Another well-described spinal reflex arc is the flexion reflex afferent (FRA) pathway activated by relatively high threshold fibers (e.g., associated with cutaneous nociceptor A or C fibers, group II, III, and IV muscle afferent fibers, etc.). On the ipsilateral side, it involves at least two interneurons (three or more synapses) in several segments of the spinal cord and alpha-motoneurons of several flexor muscles. It is also called the nocifensive reflex or withdrawal reflex pathway. Specifically, it comprises at least two excitatory interneurons (three synapses) for flexor motoneuron activation and two interneurons (one excitatory and one inhibitory) for extensor motoneuron inhibition. If the stimulus is strong (intense) enough, it may be accompanied by an activation of an accompanying reflex pathway, the crossed-extension reflex arc that produces an extension of the contralateral limb. Contralaterally, additional interneurons (and decussation) are involved for producing the crossed-extension reflex—two excitatory interneurons for contralateral extensor motoneuron activation and two interneurons (one inhibitory and one excitatory) for contralateral flexor muscle inhibition. These reflex pathways are thought to play a role in withdrawal of a limb (unilateral flexion and contralateral extension) from a painful stimulus.

Task-dependent modulatory responses have also been found during locomotor activity since a long-lasting burst of activity is unravelled ipsilaterally during pharmacologically induced fictive locomotion (long-lasting FRA response). The corresponding locomotor-related interneurons have even been proposed to be part per se of the Central Pattern Generator (CPG) for locomotion (specifically part of the flexor portion of a half-center organized-like network) since FRA stimulation under experimental conditions was shown to reset the step cycle to flexion.

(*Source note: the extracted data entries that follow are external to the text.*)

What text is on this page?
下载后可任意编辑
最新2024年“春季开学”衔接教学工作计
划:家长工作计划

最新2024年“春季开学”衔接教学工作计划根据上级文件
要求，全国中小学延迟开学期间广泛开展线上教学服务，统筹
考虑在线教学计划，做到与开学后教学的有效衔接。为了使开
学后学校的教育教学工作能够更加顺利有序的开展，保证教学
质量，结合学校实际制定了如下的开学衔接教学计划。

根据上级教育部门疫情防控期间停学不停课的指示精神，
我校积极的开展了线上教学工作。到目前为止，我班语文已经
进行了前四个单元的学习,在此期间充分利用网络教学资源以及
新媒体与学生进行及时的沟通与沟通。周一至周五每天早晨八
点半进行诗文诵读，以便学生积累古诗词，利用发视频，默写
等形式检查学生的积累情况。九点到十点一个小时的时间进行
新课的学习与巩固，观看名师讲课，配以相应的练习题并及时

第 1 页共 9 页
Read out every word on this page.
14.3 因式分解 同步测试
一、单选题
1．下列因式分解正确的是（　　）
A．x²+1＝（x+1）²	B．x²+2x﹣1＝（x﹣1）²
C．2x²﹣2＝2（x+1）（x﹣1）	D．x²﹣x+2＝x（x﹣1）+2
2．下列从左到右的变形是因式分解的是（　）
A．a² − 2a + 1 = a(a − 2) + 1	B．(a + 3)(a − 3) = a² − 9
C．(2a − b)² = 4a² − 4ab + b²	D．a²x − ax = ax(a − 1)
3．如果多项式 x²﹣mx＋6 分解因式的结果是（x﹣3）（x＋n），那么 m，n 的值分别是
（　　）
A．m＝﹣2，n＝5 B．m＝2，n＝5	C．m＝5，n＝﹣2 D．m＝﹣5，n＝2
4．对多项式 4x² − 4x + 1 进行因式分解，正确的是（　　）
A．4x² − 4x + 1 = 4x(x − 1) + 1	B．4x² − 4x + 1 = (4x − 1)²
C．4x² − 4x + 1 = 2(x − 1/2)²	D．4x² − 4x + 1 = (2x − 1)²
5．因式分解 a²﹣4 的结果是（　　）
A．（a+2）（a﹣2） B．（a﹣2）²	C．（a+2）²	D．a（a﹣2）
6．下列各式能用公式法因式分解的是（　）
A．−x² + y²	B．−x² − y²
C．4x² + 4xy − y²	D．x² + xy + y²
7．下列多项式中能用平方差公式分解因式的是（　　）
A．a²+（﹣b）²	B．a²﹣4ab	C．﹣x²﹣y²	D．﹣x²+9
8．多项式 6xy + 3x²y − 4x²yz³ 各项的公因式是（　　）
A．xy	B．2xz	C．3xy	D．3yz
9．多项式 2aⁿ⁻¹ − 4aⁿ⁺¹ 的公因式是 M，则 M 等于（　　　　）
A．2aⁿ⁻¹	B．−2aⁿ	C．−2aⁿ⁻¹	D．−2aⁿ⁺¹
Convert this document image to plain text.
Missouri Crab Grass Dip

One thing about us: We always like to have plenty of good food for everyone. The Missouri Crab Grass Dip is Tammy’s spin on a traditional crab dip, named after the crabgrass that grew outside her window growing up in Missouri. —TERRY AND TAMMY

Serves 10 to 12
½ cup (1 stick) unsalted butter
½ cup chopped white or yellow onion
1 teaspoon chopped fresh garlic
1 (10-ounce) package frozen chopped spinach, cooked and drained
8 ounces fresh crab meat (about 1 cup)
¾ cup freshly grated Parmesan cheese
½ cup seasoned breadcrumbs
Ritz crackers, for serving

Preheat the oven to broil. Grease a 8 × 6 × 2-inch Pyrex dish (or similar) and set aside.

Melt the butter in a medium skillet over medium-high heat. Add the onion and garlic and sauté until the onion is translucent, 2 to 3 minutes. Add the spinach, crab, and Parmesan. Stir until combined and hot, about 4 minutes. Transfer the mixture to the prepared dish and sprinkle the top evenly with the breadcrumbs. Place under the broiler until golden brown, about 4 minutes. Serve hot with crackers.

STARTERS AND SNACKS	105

Clinically, this reflex pathway, in resting conditions, may be investigated by induction of the Babinski sign (i.e., tongue depressor-induced plantar extension). Although normally found in infants, it is an indication of neurological problems in adults (e.g., spinal pyramidal tracts-induced injury caused by trauma or tumor). The long-lasting FRA response as well as myoclonus can also be uncovered following FRA stimulation in spinal cord-injured patients.

Unlike the other classical reflexes describe above, this reflex pathway is not specifically associated with one type of peripheral afferent input. It has been found in association with the Ia monosynaptic reflex and the Ib autogenic inhibitory reflex, etc. The same principle remains in all cases which is that during a stereotypic response in the main muscle group, the group of antagonist muscles will display the opposite motor response in order to facilitate movement execution. For instance, Ia monosynaptic excitation of soleus motoneurons (extensor muscle) will be accompanied of reciprocal disynaptic inhibition of tibialis anterior motoneurons (flexor muscle) mediated by one inhibitory interneuron (that directly receives input from the primary afferent fiber). A comparable pathway exists for Ib autogenic inhibition which, in parallel, through synaptic connections with excitatory interneurons, will activate the antagonistic populations of motoneurons. Clinically, dysfunctional reciprocal inhibitory reflex pathways have been associated with increased co-contraction. It has been reported in different pathological conditions such as in Parkinson’s disease patients or in patients displaying spasticity.